At first, I too was ticked off that my yearly traditions were thrown a wrench. Our chaotic last minute shopping, stressful cooking and late night wrapping won’t happen this year as like you, I can’t seem to wrap my head around the fact that I can’t walk out on Christmas  Eve day and do all my xmas shopping without having to order in advance. It’s discombobulating! Even the thought of Christmas turkey for four irks me when there are usually 22.
Everything is off kilter.
Then, after much thought, I realized I can stay home Christmas Eve. I don’t have to go anywhere exhausted. I will see a positive cash flows by missing all the parties, and not having to buy a truckload of gifts, and by golly- I really don’t have to DO Christmas. I don’t have to cook a turkey, but I can order Lebanese. I don’t have to worry about the tablecloth being clean from last year’s dinner-it’s the only time I use it-and, I don’t have to invite my brothers best friend because he has nowhere to go AND I can really sleep in on Christmas day. Christmas this year, for many of us is a none event. Another Netflick binge night.
Savor it.
But then there is the loneliness.
The sadness that comes from the absence of familial togetherness- whatever that looks like. And the anger that it’s not fair you can’t be with your mother; the feeling that your siblings felt you were not responsible enough to take your mothers safety into consideration. More truthfully, it is the anger that little thought was given to you and your aloneness over your mother’s safety. You were not set up. You were just not prioritized. Think of it as if everyone hunkered down in their Bunkie’s waiting for the last of the bombs to fly overhead. They hunkered down and so should you. Hang in for a little while longer. You could ask your mother directly if she would like you to come over. Or, you could take her out for a walk and order food for her. You could also cook a turkey and bring it to her. An act of kindness that would address your and her loneliness.

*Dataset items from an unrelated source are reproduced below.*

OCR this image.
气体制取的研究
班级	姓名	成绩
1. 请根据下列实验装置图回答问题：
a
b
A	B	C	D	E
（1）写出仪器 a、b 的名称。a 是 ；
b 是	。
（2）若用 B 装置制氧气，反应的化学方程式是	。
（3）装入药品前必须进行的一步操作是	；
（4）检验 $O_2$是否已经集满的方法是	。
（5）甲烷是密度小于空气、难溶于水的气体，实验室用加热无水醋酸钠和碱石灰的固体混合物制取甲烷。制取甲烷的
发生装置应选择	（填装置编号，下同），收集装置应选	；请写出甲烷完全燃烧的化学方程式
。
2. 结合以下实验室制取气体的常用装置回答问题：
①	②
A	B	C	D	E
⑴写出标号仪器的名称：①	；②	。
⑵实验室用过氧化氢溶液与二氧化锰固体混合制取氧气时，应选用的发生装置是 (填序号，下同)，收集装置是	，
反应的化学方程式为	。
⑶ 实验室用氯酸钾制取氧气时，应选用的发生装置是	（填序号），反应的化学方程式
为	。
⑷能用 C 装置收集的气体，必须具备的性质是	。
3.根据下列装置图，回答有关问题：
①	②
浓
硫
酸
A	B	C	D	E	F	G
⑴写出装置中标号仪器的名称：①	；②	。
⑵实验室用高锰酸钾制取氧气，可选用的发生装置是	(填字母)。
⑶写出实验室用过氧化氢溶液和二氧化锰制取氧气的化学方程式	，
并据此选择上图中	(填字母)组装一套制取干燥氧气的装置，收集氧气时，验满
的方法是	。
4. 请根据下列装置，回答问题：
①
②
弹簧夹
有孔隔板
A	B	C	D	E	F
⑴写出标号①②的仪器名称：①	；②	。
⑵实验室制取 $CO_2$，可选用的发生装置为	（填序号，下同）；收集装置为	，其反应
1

 It sounds like you were responsible, so act it. Organize a dessert zoom call, open up some bubbly and order in whatever your heart desires. Express your loneliness to your family. Let them know how hard it is for you. Record it and tell them you are going to replay it next Christmas. Then let it go. Many people are fearful, and it has left them holding on tight to their small world. They are not thinking straight. Fear does that. Remember, it’s not the end of the world. It’s the beginning of a new one.